Some job seekers believe that they must stand out to potential employers during the interview stage and, to an extent, I agree. If an employer interviews 10 people for one opening and can’t remember anything about you, the likelihood of you getting the offer is pretty slim. But just because they remember you doesn’t mean that they will want to extend a job offer to you. The key isn’t just standing out. It is standing out for the right reasons. You don’t want them to remember you as a fool or a jerk, for instance. You want them to remember you as someone who struck them as being very likely to succeed in their workplace.

Careerbuilder recently surveyed 2,076 hiring managers and human resource professionals nationwide to share the most memorable methods candidates have used to stand out from the crowd, and whether their creativity got them hired. The study was conducted online by Harris Interactive on behalf of CareerBuilder from May 14 to June 5, 2013.

Techniques that Worked

1. Candidate contracted a billboard outside of employer’s office.

2. Candidate gave a resume on a chocolate bar.

3. Candidate showed up in a suit with a red T-shirt underneath a white shirt. The red T-shirt had a message – “Hire me, I work hard.”

4. Candidate asked to be interviewed in Spanish to showcase his skills.

5. Candidate crafted the cover letter like an invitation to hire her rather than a request (similar to a wedding invitation).

6. Candidate climbed on a roof the employer was repairing and asked for a job.

7. Candidate performed a musical number on the guitar about why he was the best candidate.

8. Candidate volunteered to help out with making copies when he saw interviewer’s assistant was getting frazzled.

9. Candidate repaired a piece of company’s equipment during the first interview.

10. Candidate sent a message in a bottle.

“Employers typically aren’t looking for the most outrageous candidate, they’re looking for the best fit,” said Rosemary Haefner, Vice President of Human Resources at CareerBuilder. “Thinking outside the box is great, but the stunts that work best are the ones that showcase your relevant skills and abilities. The focus of the interview should be why you would be a great addition to the team, and not what you’re willing to do to get noticed.”

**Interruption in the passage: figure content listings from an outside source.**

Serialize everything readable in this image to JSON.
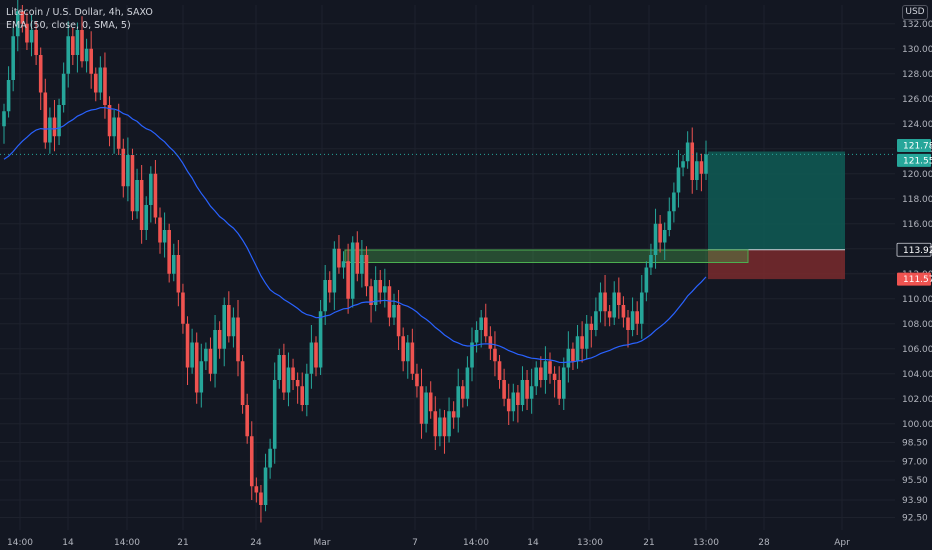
{
  "legend": {
    "symbol": "Litecoin / U.S. Dollar, 4h, SAXO",
    "indicator": "EMA (50, close, 0, SMA, 5)"
  },
  "currency_button": "USD",
  "colors": {
    "background": "#131722",
    "up": "#26a69a",
    "down": "#ef5350",
    "ema": "#2962ff",
    "target_zone": "#0f5c55",
    "stop_zone": "#7a2a2d",
    "zone_box": "#4caf50",
    "price_badge": "#26a69a",
    "stop_badge": "#ef5350"
  },
  "chart_data": {
    "type": "candlestick",
    "title": "Litecoin / U.S. Dollar, 4h, SAXO",
    "y_axis": {
      "range": [
        91.5,
        133.5
      ],
      "ticks": [
        "92.50",
        "93.90",
        "95.50",
        "97.00",
        "98.50",
        "100.00",
        "102.00",
        "104.00",
        "106.00",
        "108.00",
        "110.00",
        "112.00",
        "114.00",
        "116.00",
        "118.00",
        "120.00",
        "122.00",
        "124.00",
        "126.00",
        "128.00",
        "130.00",
        "132.00"
      ]
    },
    "x_axis": {
      "ticks": [
        "14:00",
        "14",
        "14:00",
        "21",
        "24",
        "Mar",
        "7",
        "14:00",
        "14",
        "13:00",
        "21",
        "13:00",
        "28",
        "Apr"
      ]
    },
    "price_labels": [
      {
        "text": "121.78",
        "style": "target"
      },
      {
        "text": "121.55",
        "style": "price"
      },
      {
        "text": "113.92",
        "style": "entry"
      },
      {
        "text": "111.57",
        "style": "stop"
      }
    ],
    "position": {
      "entry": 113.92,
      "target": 121.78,
      "stop": 111.57
    },
    "highlight_zone": {
      "low": 112.9,
      "high": 113.9
    },
    "last_price": 121.55,
    "closes": [
      125.0,
      127.5,
      131.0,
      133.0,
      132.0,
      130.5,
      131.5,
      129.5,
      126.5,
      122.5,
      124.5,
      123.0,
      125.5,
      128.0,
      131.0,
      129.5,
      131.5,
      129.0,
      130.0,
      128.0,
      126.5,
      128.5,
      125.5,
      123.0,
      124.5,
      122.0,
      119.0,
      121.5,
      117.0,
      119.5,
      115.5,
      117.5,
      120.0,
      116.5,
      114.5,
      115.5,
      112.0,
      113.5,
      110.5,
      108.0,
      104.5,
      106.5,
      102.5,
      105.0,
      106.0,
      104.0,
      107.5,
      106.0,
      109.5,
      107.0,
      108.5,
      105.0,
      101.5,
      99.0,
      95.0,
      94.5,
      93.5,
      96.5,
      98.0,
      103.5,
      105.5,
      102.5,
      104.5,
      103.5,
      103.0,
      101.5,
      104.0,
      106.5,
      104.5,
      109.0,
      111.5,
      110.5,
      114.0,
      112.5,
      113.0,
      110.0,
      114.5,
      112.0,
      113.5,
      111.0,
      109.5,
      111.5,
      110.5,
      111.0,
      108.5,
      109.5,
      107.0,
      105.0,
      106.5,
      104.0,
      103.0,
      100.0,
      102.5,
      101.0,
      99.0,
      100.5,
      99.0,
      101.0,
      100.5,
      103.0,
      102.0,
      104.5,
      106.5,
      107.5,
      108.5,
      107.0,
      106.0,
      105.0,
      103.5,
      102.0,
      101.0,
      102.5,
      101.5,
      103.5,
      102.0,
      103.0,
      104.5,
      103.5,
      105.0,
      104.0,
      103.5,
      102.0,
      104.5,
      106.0,
      105.0,
      107.0,
      106.0,
      108.0,
      107.5,
      109.0,
      110.5,
      109.0,
      108.5,
      110.5,
      109.5,
      108.5,
      107.5,
      109.0,
      108.0,
      110.5,
      112.5,
      113.5,
      116.0,
      114.5,
      115.5,
      117.0,
      118.5,
      120.5,
      121.0,
      122.5,
      119.5,
      121.0,
      120.0,
      121.55
    ]
  }
}
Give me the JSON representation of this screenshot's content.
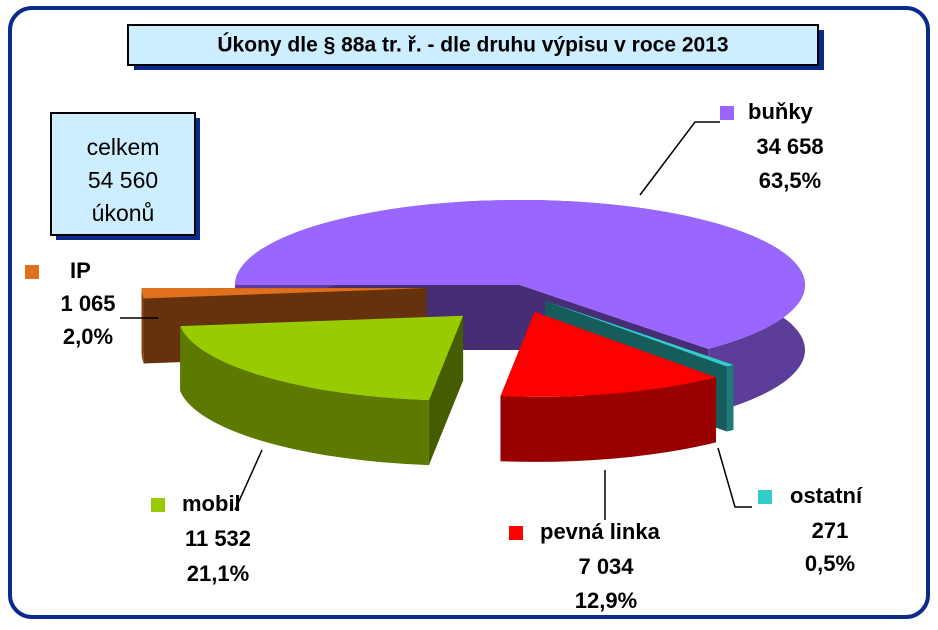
{
  "chart_data": {
    "type": "pie",
    "title": "Úkony dle § 88a tr. ř. - dle druhu výpisu v roce 2013",
    "total": {
      "caption": "celkem",
      "value": 54560,
      "label": "54 560",
      "unit": "úkonů"
    },
    "categories": [
      "buňky",
      "ostatní",
      "pevná linka",
      "mobil",
      "IP"
    ],
    "values": [
      34658,
      271,
      7034,
      11532,
      1065
    ],
    "value_labels": [
      "34 658",
      "271",
      "7 034",
      "11 532",
      "1 065"
    ],
    "percents": [
      63.5,
      0.5,
      12.9,
      21.1,
      2.0
    ],
    "percent_labels": [
      "63,5%",
      "0,5%",
      "12,9%",
      "21,1%",
      "2,0%"
    ],
    "colors": [
      "#9966ff",
      "#33cccc",
      "#ff0000",
      "#99cc00",
      "#e0701c"
    ],
    "start_angle": 180
  }
}
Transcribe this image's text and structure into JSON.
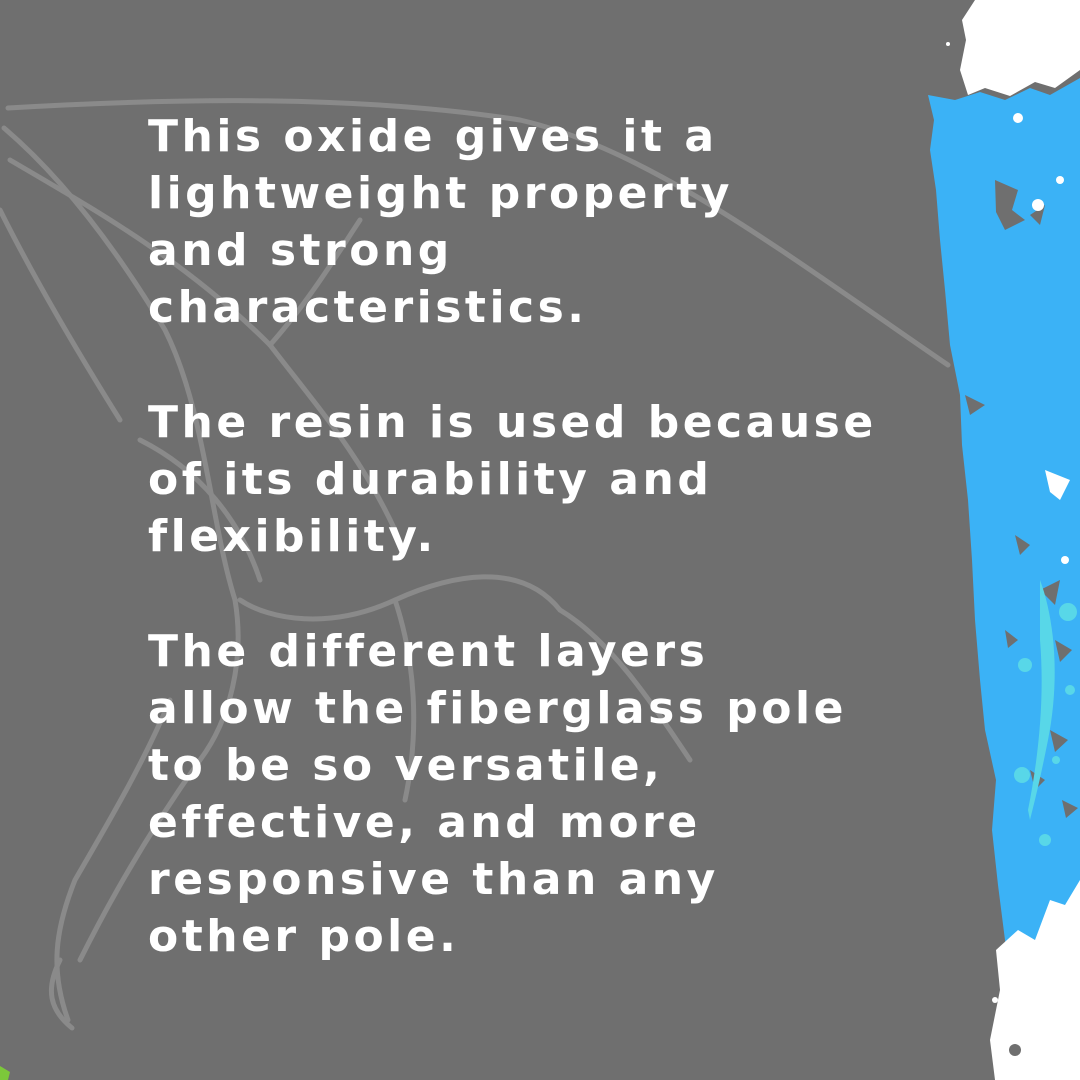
{
  "slide": {
    "paragraphs": [
      {
        "lines": [
          "This oxide gives it a",
          "lightweight property",
          "and strong",
          "characteristics."
        ]
      },
      {
        "lines": [
          "The resin is used because",
          "of its durability and",
          "flexibility."
        ]
      },
      {
        "lines": [
          "The different layers",
          "allow the fiberglass pole",
          "to be so versatile,",
          "effective, and more",
          "responsive than any",
          "other pole."
        ]
      }
    ],
    "colors": {
      "background": "#6f6f6f",
      "text": "#ffffff",
      "sketch": "#8d8d8d",
      "paint_blue": "#3bb2f6",
      "paint_white": "#ffffff",
      "splash_teal": "#58d7e8",
      "accent_green": "#7cc83a"
    }
  }
}
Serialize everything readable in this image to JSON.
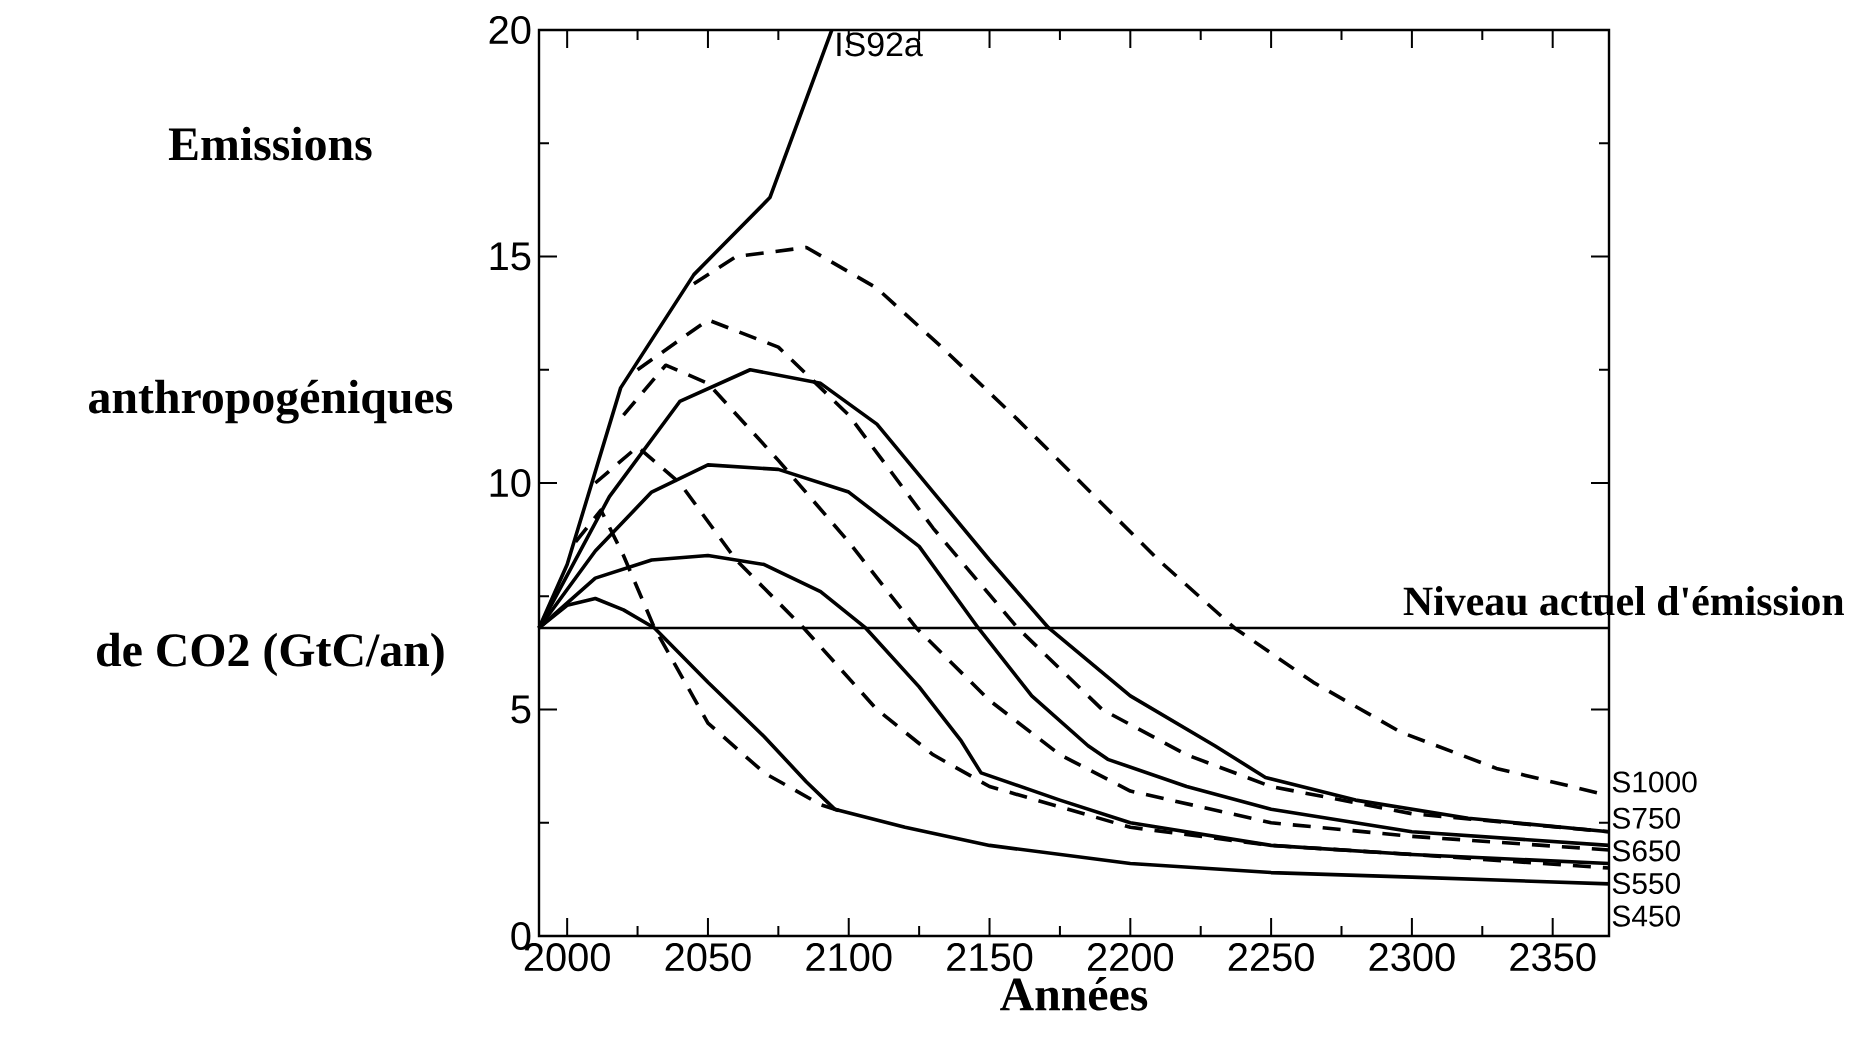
{
  "chart_data": {
    "type": "line",
    "xlabel": "Années",
    "ylabel": "Emissions anthropogéniques de CO2  (GtC/an)",
    "legend": "right",
    "xlim": [
      1990,
      2370
    ],
    "ylim": [
      0,
      20
    ],
    "xticks": [
      2000,
      2050,
      2100,
      2150,
      2200,
      2250,
      2300,
      2350
    ],
    "yticks": [
      0,
      5,
      10,
      15,
      20
    ],
    "ref_lines": [
      {
        "axis": "y",
        "value": 6.8,
        "label": "Niveau actuel  d'émission"
      }
    ],
    "series": [
      {
        "name": "IS92a",
        "color": "#000000",
        "line_style": "solid",
        "x": [
          1990,
          2000,
          2019,
          2045,
          2072,
          2094
        ],
        "values": [
          6.8,
          8.2,
          12.1,
          14.6,
          16.3,
          20
        ]
      },
      {
        "name": "S1000",
        "color": "#000000",
        "line_style": "dashed",
        "x": [
          2045,
          2060,
          2085,
          2110,
          2133,
          2160,
          2181,
          2210,
          2237,
          2265,
          2296,
          2330,
          2370
        ],
        "values": [
          14.4,
          15.0,
          15.2,
          14.3,
          13.0,
          11.4,
          10.1,
          8.3,
          6.8,
          5.6,
          4.5,
          3.7,
          3.1
        ]
      },
      {
        "color": "#000000",
        "line_style": "dashed",
        "x": [
          2025,
          2050,
          2075,
          2100,
          2130,
          2160,
          2190,
          2220,
          2250,
          2300,
          2370
        ],
        "values": [
          12.5,
          13.6,
          13.0,
          11.5,
          9.0,
          6.8,
          5.0,
          4.0,
          3.3,
          2.7,
          2.3
        ]
      },
      {
        "color": "#000000",
        "line_style": "dashed",
        "x": [
          2020,
          2035,
          2050,
          2075,
          2100,
          2124,
          2150,
          2175,
          2200,
          2250,
          2300,
          2370
        ],
        "values": [
          11.5,
          12.6,
          12.2,
          10.5,
          8.7,
          6.8,
          5.2,
          4.0,
          3.2,
          2.5,
          2.2,
          1.9
        ]
      },
      {
        "color": "#000000",
        "line_style": "dashed",
        "x": [
          2010,
          2025,
          2040,
          2060,
          2084,
          2110,
          2130,
          2150,
          2200,
          2250,
          2300,
          2370
        ],
        "values": [
          10.0,
          10.8,
          10.0,
          8.3,
          6.8,
          5.0,
          4.0,
          3.3,
          2.4,
          2.0,
          1.8,
          1.5
        ]
      },
      {
        "color": "#000000",
        "line_style": "dashed",
        "x": [
          2003,
          2012,
          2020,
          2031,
          2050,
          2070,
          2090,
          2100
        ],
        "values": [
          8.7,
          9.4,
          8.4,
          6.8,
          4.7,
          3.6,
          2.9,
          2.7
        ]
      },
      {
        "name": "S750",
        "color": "#000000",
        "line_style": "solid",
        "x": [
          1990,
          2015,
          2040,
          2065,
          2090,
          2110,
          2130,
          2150,
          2171,
          2200,
          2230,
          2248,
          2280,
          2320,
          2370
        ],
        "values": [
          6.8,
          9.7,
          11.8,
          12.5,
          12.2,
          11.3,
          9.8,
          8.3,
          6.8,
          5.3,
          4.2,
          3.5,
          3.0,
          2.6,
          2.3
        ]
      },
      {
        "name": "S650",
        "color": "#000000",
        "line_style": "solid",
        "x": [
          1990,
          2010,
          2030,
          2050,
          2075,
          2100,
          2125,
          2146,
          2165,
          2185,
          2192,
          2220,
          2250,
          2300,
          2370
        ],
        "values": [
          6.8,
          8.5,
          9.8,
          10.4,
          10.3,
          9.8,
          8.6,
          6.8,
          5.3,
          4.2,
          3.9,
          3.3,
          2.8,
          2.3,
          2.0
        ]
      },
      {
        "name": "S550",
        "color": "#000000",
        "line_style": "solid",
        "x": [
          1990,
          2010,
          2030,
          2050,
          2070,
          2090,
          2106,
          2125,
          2140,
          2147,
          2175,
          2200,
          2250,
          2300,
          2370
        ],
        "values": [
          6.8,
          7.9,
          8.3,
          8.4,
          8.2,
          7.6,
          6.8,
          5.5,
          4.3,
          3.6,
          3.0,
          2.5,
          2.0,
          1.8,
          1.6
        ]
      },
      {
        "name": "S450",
        "color": "#000000",
        "line_style": "solid",
        "x": [
          1990,
          2000,
          2010,
          2020,
          2031,
          2050,
          2070,
          2085,
          2095,
          2120,
          2150,
          2200,
          2250,
          2300,
          2370
        ],
        "values": [
          6.8,
          7.3,
          7.45,
          7.2,
          6.8,
          5.6,
          4.4,
          3.4,
          2.8,
          2.4,
          2.0,
          1.6,
          1.4,
          1.3,
          1.15
        ]
      }
    ]
  }
}
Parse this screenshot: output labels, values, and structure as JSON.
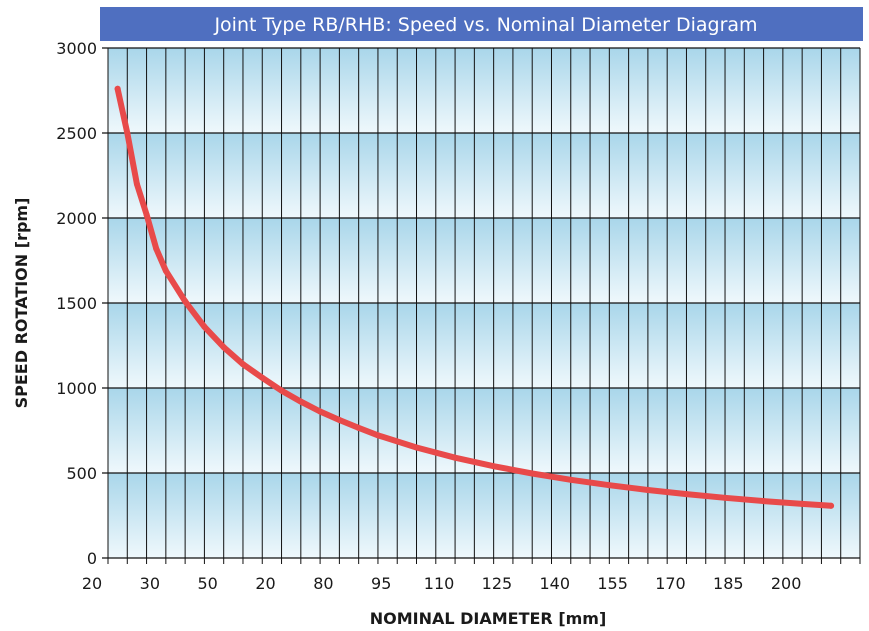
{
  "chart_data": {
    "type": "line",
    "title": "Joint Type RB/RHB: Speed vs. Nominal Diameter Diagram",
    "xlabel": "NOMINAL DIAMETER [mm]",
    "ylabel": "SPEED ROTATION [rpm]",
    "x_tick_labels": [
      "20",
      "30",
      "50",
      "20",
      "80",
      "95",
      "110",
      "125",
      "140",
      "155",
      "170",
      "185",
      "200"
    ],
    "y_tick_labels": [
      "0",
      "500",
      "1000",
      "1500",
      "2000",
      "2500",
      "3000"
    ],
    "ylim": [
      0,
      3000
    ],
    "x_tick_count": 39,
    "label_every": 3,
    "grid": true,
    "series": [
      {
        "x_tick_index": [
          0.5,
          1.0,
          1.5,
          2.0,
          2.5,
          3.0,
          4.0,
          5.0,
          6.0,
          7.0,
          8.0,
          9.0,
          10.0,
          11.0,
          12.0,
          13.0,
          14.0,
          16.0,
          18.0,
          20.0,
          22.0,
          24.0,
          26.0,
          28.0,
          30.0,
          32.0,
          34.0,
          36.0,
          37.5
        ],
        "values": [
          2760,
          2500,
          2200,
          2020,
          1820,
          1690,
          1510,
          1360,
          1240,
          1140,
          1060,
          985,
          920,
          862,
          812,
          765,
          722,
          650,
          590,
          540,
          497,
          460,
          428,
          400,
          376,
          354,
          335,
          318,
          307
        ],
        "color": "#e84a4a"
      }
    ]
  },
  "colors": {
    "title_bg": "#4f6fc0",
    "band_top": "#a9d6ea",
    "band_bottom": "#eff8fc",
    "grid": "#111111",
    "line": "#e84a4a"
  }
}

Techniques that Didn’t Work

1. Candidate back-flipped into the room.

2. Candidate brought items from interviewer’s online shopping wish list.

3. Candidate sent a fruit basket to interviewer’s home address, which the interviewer had not given her.

4. Candidate did a tarot reading for the interviewer.

5. Candidate dressed as a clown.

6. Candidate sent interviewer some beef stew with a note saying “Eat hearty and hire me J.”

7. Candidate placed a timer on interviewer’s desk, started it, and told interviewer he would explain in 3 minutes why he was the perfect candidate.

8. Candidate sent interviewer a lotto ticket.

9. Candidate wore a florescent suit.

10. Candidate sent in a shoe to “get their foot in the door.”